By sitting McDonald before more information comes out, the 49ers are pretty much drawing the conclusion that he is guilty of crimes in which he hasn’t even appeared in court for. That won’t take place until the day after San Francisco’s Week 2 matchup with the Chicago Bears.

Here is part of the give and take.

-Q: Has a decision been made whether Ray McDonald will play on Sunday?

-HARBAUGH: No.

-Q: For you, what goes into this decision? What are the factors that determine this?

-HARBAUGH: Facts. Information.

-Q: Are you actively investigating this? Listening? What’s your involvement?

-HARBAUGH: I wouldn’t concentrate on who. What who is doing or who’s making the decision.

It’s what’s going to make the decision. And that’s information and fact.

-Q: Is McDonald preparing as if he’ll play Sunday?

-HARBAUGH: He is practicing.

-Q: Based on your stated views, strong views on domestic violence, is there any hesitancy on your part to have him in the building and preparing to play?

-HARBAUGH: Well, there’s two very strong principles in play. No. 1 is we will not tolerate domestic violence. And the second principle is the respect for due process.

-Q: Due process can take a while. Based on your conversations with Ray and what the team has learned in its investigation, are you comfortable if he plays Sunday?

-HARBAUGH: It’s something we all know. We all live in America, we all understand that sometimes patience is required when it comes to due process.

Nothing that Harbaugh indicated here is wrong. And it most definitely doesn’t fly in the face of his comments earlier this week that the 49ers will not tolerate domestic violence.

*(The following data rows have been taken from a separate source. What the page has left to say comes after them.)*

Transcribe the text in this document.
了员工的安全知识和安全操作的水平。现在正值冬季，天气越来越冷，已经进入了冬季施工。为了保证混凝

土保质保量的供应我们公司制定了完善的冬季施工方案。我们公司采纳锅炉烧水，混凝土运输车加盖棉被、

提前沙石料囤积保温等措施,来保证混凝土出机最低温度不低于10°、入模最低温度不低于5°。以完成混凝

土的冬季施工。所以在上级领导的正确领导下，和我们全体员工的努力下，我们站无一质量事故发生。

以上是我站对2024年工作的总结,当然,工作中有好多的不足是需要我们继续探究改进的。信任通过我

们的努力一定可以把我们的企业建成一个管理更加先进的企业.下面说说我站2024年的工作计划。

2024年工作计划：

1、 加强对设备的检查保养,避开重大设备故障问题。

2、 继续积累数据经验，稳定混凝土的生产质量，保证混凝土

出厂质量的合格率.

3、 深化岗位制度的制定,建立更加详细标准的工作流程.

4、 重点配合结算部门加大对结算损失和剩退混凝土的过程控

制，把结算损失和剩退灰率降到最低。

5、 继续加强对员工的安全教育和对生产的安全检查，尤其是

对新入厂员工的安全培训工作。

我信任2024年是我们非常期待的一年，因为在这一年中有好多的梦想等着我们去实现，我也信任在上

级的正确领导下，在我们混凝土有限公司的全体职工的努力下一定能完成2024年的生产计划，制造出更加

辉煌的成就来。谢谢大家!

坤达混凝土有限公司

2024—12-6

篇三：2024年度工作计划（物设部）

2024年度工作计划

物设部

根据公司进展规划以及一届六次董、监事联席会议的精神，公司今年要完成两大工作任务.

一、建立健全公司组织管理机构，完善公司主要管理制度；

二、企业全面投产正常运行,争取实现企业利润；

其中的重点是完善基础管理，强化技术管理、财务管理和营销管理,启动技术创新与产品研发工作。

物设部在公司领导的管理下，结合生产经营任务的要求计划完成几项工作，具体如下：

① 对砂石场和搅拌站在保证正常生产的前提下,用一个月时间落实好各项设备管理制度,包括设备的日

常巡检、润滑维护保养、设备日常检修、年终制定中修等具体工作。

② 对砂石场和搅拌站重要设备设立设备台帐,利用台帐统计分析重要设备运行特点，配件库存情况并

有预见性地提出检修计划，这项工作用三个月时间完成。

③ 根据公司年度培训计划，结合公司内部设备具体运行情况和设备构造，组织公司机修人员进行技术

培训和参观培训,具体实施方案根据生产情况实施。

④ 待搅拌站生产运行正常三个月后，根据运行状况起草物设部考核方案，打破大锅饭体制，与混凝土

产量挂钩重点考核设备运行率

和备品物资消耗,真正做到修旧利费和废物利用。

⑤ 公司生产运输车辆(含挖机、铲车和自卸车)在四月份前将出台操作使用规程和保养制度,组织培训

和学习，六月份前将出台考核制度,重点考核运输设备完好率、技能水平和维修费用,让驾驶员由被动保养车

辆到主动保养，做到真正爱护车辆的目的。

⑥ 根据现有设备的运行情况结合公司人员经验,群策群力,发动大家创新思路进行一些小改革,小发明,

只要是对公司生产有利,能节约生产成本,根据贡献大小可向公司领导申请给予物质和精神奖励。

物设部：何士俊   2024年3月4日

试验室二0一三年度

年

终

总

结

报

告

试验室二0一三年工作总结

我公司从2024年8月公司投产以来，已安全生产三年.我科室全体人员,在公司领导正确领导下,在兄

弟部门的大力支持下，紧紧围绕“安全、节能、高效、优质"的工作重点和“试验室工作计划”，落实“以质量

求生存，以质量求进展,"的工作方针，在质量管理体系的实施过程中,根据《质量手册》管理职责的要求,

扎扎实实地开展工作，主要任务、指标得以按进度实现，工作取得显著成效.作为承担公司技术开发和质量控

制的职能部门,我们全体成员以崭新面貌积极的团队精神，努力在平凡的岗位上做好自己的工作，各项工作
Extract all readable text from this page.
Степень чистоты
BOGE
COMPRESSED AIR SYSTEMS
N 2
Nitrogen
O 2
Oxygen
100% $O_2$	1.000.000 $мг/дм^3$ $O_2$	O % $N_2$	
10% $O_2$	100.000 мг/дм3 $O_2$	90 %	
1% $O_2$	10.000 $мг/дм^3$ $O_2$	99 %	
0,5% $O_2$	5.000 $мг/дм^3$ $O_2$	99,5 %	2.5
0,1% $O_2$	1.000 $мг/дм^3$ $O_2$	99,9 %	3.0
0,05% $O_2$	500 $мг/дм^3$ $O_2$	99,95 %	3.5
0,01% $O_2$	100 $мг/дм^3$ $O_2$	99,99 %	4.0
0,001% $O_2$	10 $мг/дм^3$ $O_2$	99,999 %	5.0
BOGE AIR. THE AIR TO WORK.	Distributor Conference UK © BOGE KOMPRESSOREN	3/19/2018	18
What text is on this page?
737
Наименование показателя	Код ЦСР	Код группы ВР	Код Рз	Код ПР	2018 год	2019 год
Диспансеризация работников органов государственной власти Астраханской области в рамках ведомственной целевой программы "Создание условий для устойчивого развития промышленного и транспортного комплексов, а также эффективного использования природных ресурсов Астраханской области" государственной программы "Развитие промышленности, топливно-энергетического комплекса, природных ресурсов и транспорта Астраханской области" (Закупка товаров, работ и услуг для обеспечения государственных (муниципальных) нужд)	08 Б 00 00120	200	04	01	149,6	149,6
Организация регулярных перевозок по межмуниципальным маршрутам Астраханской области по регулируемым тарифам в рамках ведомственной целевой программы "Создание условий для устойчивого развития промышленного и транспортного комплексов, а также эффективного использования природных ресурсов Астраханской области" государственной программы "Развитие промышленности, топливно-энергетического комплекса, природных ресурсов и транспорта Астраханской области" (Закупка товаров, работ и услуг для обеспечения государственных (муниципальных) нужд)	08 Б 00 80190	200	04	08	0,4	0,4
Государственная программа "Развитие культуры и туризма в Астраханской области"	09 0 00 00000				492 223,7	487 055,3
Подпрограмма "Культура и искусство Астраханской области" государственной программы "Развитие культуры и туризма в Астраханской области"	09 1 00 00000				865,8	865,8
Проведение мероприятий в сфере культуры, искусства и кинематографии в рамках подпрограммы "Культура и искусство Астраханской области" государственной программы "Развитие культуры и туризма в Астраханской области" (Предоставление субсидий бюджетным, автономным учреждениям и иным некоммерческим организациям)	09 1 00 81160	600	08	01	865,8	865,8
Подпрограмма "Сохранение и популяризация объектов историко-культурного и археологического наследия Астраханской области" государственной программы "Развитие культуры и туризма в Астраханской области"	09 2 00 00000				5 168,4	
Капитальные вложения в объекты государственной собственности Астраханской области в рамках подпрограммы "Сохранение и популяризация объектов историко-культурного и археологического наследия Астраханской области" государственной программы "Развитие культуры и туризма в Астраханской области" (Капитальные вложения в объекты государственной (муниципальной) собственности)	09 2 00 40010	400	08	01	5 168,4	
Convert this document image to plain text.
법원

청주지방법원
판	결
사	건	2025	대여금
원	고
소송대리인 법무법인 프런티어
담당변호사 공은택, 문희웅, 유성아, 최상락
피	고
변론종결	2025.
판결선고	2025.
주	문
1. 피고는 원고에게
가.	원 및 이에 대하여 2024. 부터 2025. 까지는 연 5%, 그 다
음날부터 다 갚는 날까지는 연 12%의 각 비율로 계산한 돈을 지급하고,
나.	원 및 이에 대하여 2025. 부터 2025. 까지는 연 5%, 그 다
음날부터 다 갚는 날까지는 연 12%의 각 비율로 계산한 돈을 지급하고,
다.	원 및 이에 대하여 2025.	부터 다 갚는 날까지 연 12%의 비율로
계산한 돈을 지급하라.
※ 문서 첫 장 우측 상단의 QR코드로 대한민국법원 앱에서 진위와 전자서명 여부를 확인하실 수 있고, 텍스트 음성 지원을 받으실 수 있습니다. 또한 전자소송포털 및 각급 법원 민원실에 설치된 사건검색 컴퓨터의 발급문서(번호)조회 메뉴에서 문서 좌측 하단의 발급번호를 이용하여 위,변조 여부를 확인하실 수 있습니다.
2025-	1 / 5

It’s the simple point that an individual is innocent until proven guilty in our open society. It’s the simple point that all facts that can be presented to the team should be presented to the team prior to said team making an ultimate decision on a player.

In reality, the 49ers must take action against McDonald should more incriminating evidence comes out. But that’s going to be the extent of it at this point. The NFL will not get involved until the criminal system has done its part. Whether McDonald remains with the team or is released will depend heavily on what happens in the coming weeks and months. Not what we know mere days after the incident.

When all is said and done (and IF McDonald is proven to be guilty of what he is charged with), the 49ers must act swiftly and rid themselves of him. Until then, it is about fairness and not jumping to conclusions.

Unfortunately some here locally don’t realize that. And it makes everyone in the media look bad.